A six-block segment of Boylston Street, where the bombs were detonated, remained closed Sunday. But city officials were mapping out a plan to reopen it.

Mayor Thomas Menino said Sunday that once the scene is released by the FBI, the city will follow a five-step process, including environmental testing and a safety assessment of buildings. The exact timetable was uncertain.
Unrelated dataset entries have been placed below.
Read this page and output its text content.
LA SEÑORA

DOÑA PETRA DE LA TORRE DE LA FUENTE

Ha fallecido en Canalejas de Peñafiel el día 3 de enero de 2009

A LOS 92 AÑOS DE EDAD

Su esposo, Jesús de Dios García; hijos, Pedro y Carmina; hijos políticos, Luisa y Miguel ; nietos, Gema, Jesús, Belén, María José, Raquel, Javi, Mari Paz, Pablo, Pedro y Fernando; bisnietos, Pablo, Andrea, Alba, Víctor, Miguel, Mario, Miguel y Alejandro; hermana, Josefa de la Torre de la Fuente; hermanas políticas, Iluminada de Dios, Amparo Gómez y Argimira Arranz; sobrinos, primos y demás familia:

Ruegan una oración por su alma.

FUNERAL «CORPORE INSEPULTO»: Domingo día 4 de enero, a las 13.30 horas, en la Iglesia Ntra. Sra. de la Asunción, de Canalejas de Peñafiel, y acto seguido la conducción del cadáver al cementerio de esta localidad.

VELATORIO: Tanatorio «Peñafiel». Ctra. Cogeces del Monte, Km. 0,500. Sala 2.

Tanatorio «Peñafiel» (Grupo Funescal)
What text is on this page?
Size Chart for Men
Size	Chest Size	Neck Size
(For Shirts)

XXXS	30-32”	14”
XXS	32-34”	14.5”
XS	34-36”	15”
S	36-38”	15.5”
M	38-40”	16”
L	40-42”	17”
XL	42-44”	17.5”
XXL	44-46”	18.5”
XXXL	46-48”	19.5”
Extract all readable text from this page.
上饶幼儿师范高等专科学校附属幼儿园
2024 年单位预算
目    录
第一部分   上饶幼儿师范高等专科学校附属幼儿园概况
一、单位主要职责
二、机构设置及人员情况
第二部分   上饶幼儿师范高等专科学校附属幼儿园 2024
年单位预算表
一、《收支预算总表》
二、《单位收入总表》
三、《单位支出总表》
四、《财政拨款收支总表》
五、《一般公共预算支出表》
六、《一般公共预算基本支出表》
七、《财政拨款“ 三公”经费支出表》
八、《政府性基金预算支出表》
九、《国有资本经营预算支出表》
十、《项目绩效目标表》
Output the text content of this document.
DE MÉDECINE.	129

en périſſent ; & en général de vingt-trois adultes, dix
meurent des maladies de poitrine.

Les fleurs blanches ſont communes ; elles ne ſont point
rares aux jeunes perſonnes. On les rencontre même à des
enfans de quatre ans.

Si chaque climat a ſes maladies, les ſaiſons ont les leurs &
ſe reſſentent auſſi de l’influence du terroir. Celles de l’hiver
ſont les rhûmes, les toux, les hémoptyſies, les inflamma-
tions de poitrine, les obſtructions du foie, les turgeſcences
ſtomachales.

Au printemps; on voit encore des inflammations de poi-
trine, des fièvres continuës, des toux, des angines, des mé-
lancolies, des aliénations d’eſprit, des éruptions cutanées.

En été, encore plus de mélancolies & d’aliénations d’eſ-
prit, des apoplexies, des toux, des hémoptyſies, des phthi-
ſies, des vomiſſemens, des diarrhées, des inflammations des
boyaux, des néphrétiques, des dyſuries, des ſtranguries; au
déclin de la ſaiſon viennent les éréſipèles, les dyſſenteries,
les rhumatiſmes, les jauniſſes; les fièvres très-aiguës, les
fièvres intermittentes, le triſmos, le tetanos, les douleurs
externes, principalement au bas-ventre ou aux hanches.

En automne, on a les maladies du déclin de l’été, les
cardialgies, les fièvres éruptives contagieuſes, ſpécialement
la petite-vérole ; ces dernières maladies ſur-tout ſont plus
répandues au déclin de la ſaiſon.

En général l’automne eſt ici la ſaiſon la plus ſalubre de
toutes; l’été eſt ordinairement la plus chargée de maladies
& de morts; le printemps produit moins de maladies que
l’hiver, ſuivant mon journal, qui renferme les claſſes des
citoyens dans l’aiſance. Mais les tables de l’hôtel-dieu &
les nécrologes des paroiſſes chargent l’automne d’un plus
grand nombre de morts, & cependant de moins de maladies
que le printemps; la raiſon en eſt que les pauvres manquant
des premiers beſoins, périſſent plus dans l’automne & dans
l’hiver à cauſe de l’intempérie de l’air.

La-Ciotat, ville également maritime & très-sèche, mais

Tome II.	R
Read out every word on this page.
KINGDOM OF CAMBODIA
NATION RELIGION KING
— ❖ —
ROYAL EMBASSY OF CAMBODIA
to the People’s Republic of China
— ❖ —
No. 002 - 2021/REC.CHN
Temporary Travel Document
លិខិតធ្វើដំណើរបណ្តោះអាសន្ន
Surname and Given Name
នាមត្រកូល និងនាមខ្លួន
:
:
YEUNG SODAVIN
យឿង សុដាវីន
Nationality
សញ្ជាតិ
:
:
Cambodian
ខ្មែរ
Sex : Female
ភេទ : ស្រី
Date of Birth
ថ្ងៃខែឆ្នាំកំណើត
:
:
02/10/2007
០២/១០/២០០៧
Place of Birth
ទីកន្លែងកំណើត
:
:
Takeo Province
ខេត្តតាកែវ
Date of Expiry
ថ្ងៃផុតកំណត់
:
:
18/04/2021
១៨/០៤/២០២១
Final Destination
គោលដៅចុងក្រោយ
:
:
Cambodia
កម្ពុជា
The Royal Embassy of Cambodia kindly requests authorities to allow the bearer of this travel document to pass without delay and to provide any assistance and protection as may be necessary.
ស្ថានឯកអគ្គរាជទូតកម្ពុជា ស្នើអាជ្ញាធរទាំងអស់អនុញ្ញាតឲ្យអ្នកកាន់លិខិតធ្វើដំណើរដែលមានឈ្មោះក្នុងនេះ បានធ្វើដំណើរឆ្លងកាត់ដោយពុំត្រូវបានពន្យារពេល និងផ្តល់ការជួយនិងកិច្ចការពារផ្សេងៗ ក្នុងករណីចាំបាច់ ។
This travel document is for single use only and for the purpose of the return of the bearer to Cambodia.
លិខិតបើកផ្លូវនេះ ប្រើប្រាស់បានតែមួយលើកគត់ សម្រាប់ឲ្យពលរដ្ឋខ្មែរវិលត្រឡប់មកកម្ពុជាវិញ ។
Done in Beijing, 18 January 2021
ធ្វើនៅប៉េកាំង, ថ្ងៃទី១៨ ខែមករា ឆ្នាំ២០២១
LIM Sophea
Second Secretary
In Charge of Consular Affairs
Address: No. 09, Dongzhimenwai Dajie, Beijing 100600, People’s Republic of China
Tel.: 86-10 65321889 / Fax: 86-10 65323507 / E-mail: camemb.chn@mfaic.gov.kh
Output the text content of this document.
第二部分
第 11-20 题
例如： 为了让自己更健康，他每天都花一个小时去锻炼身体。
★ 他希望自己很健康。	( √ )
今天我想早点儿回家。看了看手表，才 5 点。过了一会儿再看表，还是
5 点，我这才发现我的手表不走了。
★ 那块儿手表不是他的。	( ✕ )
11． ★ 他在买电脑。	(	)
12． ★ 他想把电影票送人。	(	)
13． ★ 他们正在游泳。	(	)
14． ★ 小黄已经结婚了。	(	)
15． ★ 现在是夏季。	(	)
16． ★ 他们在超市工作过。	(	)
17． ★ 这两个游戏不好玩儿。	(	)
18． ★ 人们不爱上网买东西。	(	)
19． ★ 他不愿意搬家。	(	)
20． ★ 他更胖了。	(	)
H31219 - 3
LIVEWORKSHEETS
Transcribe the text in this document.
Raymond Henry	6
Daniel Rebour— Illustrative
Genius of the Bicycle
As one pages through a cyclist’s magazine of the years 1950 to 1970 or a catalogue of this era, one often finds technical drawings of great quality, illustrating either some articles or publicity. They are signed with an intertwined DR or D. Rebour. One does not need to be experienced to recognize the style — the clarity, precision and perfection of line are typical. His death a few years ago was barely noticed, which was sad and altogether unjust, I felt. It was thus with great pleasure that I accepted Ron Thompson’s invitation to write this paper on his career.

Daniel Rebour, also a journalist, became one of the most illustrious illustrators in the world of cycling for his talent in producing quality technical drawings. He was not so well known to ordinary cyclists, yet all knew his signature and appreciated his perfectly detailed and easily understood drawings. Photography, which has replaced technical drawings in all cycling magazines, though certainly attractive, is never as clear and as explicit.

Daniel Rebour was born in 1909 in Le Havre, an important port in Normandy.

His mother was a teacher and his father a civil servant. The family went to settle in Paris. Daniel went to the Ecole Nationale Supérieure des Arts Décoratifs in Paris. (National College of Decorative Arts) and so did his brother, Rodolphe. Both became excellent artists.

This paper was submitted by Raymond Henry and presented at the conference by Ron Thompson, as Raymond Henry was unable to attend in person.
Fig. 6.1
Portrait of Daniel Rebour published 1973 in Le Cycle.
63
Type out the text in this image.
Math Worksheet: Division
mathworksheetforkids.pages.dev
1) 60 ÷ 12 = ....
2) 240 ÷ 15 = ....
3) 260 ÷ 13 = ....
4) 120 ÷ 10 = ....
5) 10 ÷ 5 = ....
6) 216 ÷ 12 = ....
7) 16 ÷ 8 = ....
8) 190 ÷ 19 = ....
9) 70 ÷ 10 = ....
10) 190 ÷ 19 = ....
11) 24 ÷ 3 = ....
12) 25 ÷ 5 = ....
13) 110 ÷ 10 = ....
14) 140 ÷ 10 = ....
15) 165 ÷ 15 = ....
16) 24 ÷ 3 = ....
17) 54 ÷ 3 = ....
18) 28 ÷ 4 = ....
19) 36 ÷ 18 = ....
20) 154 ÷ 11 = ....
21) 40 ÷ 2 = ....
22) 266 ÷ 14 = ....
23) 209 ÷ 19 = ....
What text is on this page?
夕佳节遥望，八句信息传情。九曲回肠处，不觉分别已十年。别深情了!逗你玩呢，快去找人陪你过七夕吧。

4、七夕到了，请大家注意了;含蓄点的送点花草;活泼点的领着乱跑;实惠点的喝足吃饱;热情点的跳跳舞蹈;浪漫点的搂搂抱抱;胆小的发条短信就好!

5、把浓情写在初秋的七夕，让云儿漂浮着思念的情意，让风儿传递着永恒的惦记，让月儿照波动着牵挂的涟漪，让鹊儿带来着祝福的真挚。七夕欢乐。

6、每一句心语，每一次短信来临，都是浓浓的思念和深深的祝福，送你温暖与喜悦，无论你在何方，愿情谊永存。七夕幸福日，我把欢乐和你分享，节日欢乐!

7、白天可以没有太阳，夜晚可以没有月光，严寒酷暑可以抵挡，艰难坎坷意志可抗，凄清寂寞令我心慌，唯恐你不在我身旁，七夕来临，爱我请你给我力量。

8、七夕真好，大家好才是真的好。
Boston's historic Trinity Church could not host services Sunday because it was within the crime scene, but the congregation was invited to worship at the Temple Israel synagogue instead.

The FBI allowed church officials a half-hour Saturday to go inside to gather the priests' robes, the wine and bread for Sunday's service.

The federal Bureau of Alcohol, Tobacco, Firearms and Explosives was tracing the suspects' weapons to try to determine how they were obtained.

Neither of the brothers had permission to carry a gun. Cambridge Police Commissioner Robert Haas said it was unclear whether either of them ever applied for a gun permit, and the applications are not considered public records.

But the younger brother would have been denied a permit based on his age alone. Only people 21 or older are allowed gun licenses in Massachusetts.

Meanwhile, surgeons at a Cambridge hospital said the Boston transit police officer wounded in a shootout with the suspects had lost nearly all his blood, and his heart had stopped from a single gunshot wound that severed three major blood vessels in his right thigh.

Richard Donohue, 33, was in critical but stable condition. He is sedated and on a breathing machine but opened his eyes, moved his hands and feet and squeezed his wife's hand Sunday.